Charlotte could see her own face squarely in the center of Golze's vision; probably he was smiling at her. "People who would never get in a stranger's car will get into a bus," he said. "Everybody trusts bus drivers."

Eleven

What intrusion? yesterday my daughter watched a video, an old b&w — I was in other room — reading d'ter's mind — and the video scared her so bad that she set the VCR & her bedroom on fire. Just with her mind, no matches

wheres the video from?

my grandmother's house, labeled Pee-wees Big Adv'ture, but only first 5 min were Pee-wee — after, this b&w. Very old movie, a silent-something about a woman eating the brains out of a bald guy's head

by the ocean?

Dunno — ask her?

later — video where now?

burned up

G'mother Lisa Marrity?

yes

what did she know about Einstein?

he was her father. She had letters from him

letters where now?

stashed. I cn make copies

need them now.

tomorrow. Bank safe deposit

What d u know about Einstein & yr g'mother? & Chaplin?

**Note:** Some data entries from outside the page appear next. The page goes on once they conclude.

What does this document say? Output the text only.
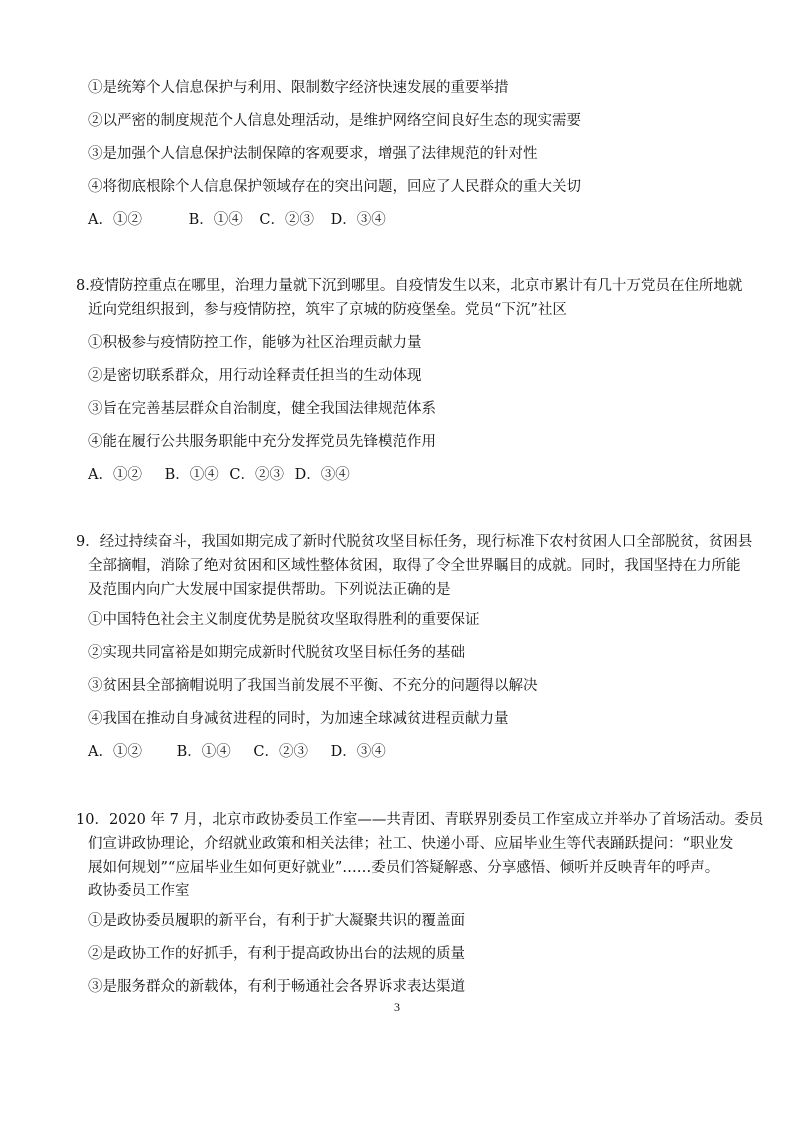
①是统筹个人信息保护与利用、限制数字经济快速发展的重要举措
②以严密的制度规范个人信息处理活动，是维护网络空间良好生态的现实需要
③是加强个人信息保护法制保障的客观要求，增强了法律规范的针对性
④将彻底根除个人信息保护领域存在的突出问题，回应了人民群众的重大关切
A．①②	B．①④ C．②③ D．③④
8.疫情防控重点在哪里，治理力量就下沉到哪里。自疫情发生以来，北京市累计有几十万党员在住所地就
近向党组织报到，参与疫情防控，筑牢了京城的防疫堡垒。党员“下沉”社区
①积极参与疫情防控工作，能够为社区治理贡献力量
②是密切联系群众，用行动诠释责任担当的生动体现
③旨在完善基层群众自治制度，健全我国法律规范体系
④能在履行公共服务职能中充分发挥党员先锋模范作用
A．①② B．①④ C．②③ D．③④
9．经过持续奋斗，我国如期完成了新时代脱贫攻坚目标任务，现行标准下农村贫困人口全部脱贫，贫困县
全部摘帽，消除了绝对贫困和区域性整体贫困，取得了令全世界瞩目的成就。同时，我国坚持在力所能
及范围内向广大发展中国家提供帮助。下列说法正确的是
①中国特色社会主义制度优势是脱贫攻坚取得胜利的重要保证
②实现共同富裕是如期完成新时代脱贫攻坚目标任务的基础
③贫困县全部摘帽说明了我国当前发展不平衡、不充分的问题得以解决
④我国在推动自身减贫进程的同时，为加速全球减贫进程贡献力量
A．①② B．①④ C．②③ D．③④
10．2020 年 7 月，北京市政协委员工作室——共青团、青联界别委员工作室成立并举办了首场活动。委员
们宣讲政协理论，介绍就业政策和相关法律；社工、快递小哥、应届毕业生等代表踊跃提问：“职业发
展如何规划”“应届毕业生如何更好就业”……委员们答疑解惑、分享感悟、倾听并反映青年的呼声。
政协委员工作室
①是政协委员履职的新平台，有利于扩大凝聚共识的覆盖面
②是政协工作的好抓手，有利于提高政协出台的法规的质量
③是服务群众的新载体，有利于畅通社会各界诉求表达渠道
3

Einstein, nada, she ne'r mentioned him. Said she knew Chap in 30s, went t Switzerland in 77 after he died

G'ma ever refer to electric machine she &/or Einstein made?

No

Where was yr g'mother last, in Calif?

?Airport, I guess?

Any certain reason to think so?

She took cab. Card here. Who was the woman who talked t me? — books, liquor, cig'ts?

Not sure. Don't talk to her. Meet tomorrow — here, noon? We'll compensate for time off work.

"Well," said Malk, slapping the sheet of paper onto the wooden table, "he didn't put those letters in any safe-deposit box. No bank was open yesterday, and we followed him all day today."

"We followed him yesterday," said Bozzaris. "It's Tuesday now." He was crouched on the floor at the shadowed opposite end of the little twelve-sided motel room, dialing the telephone that was mounted on the low vertical section of the white wall; above elbow height the walls slanted inward to a flat ceiling panel.

The ringer coil and clapper had been taken out of the telephone, and the two brass bells themselves had been carefully wrapped in tissue paper and stashed in separate places. Lepidopt wasn't worried about the cellular phone, which Marrity would reach if he called the number on the card Lepidopt had given him — the premonition had palpably been about telephone bells, not the electronic tone of a Motorola cellular phone.

"The letters must be at his house," said Malk. "We could go look for them right now."

"No," said Lepidopt, who was sitting on the bed. "There's a thousand places in that house to hide letters; and he's being cooperative, considering his crash recruitment. Incidentally, Bert, I want you to go through his trash cans, before dawn, and find that burned-up VCR and videocassette."

"Okay. Does he believe his daughter's in big danger, and that you can save her?"

"Partly. Mostly."

"Odd that he wouldn't give you the letters right away. Why does he want to make copies of them?"

"So he can sell the originals, I imagine," said Lepidopt. If it were my son who was in danger, he thought, I would not be thinking first of making money from selling the Einstein letters.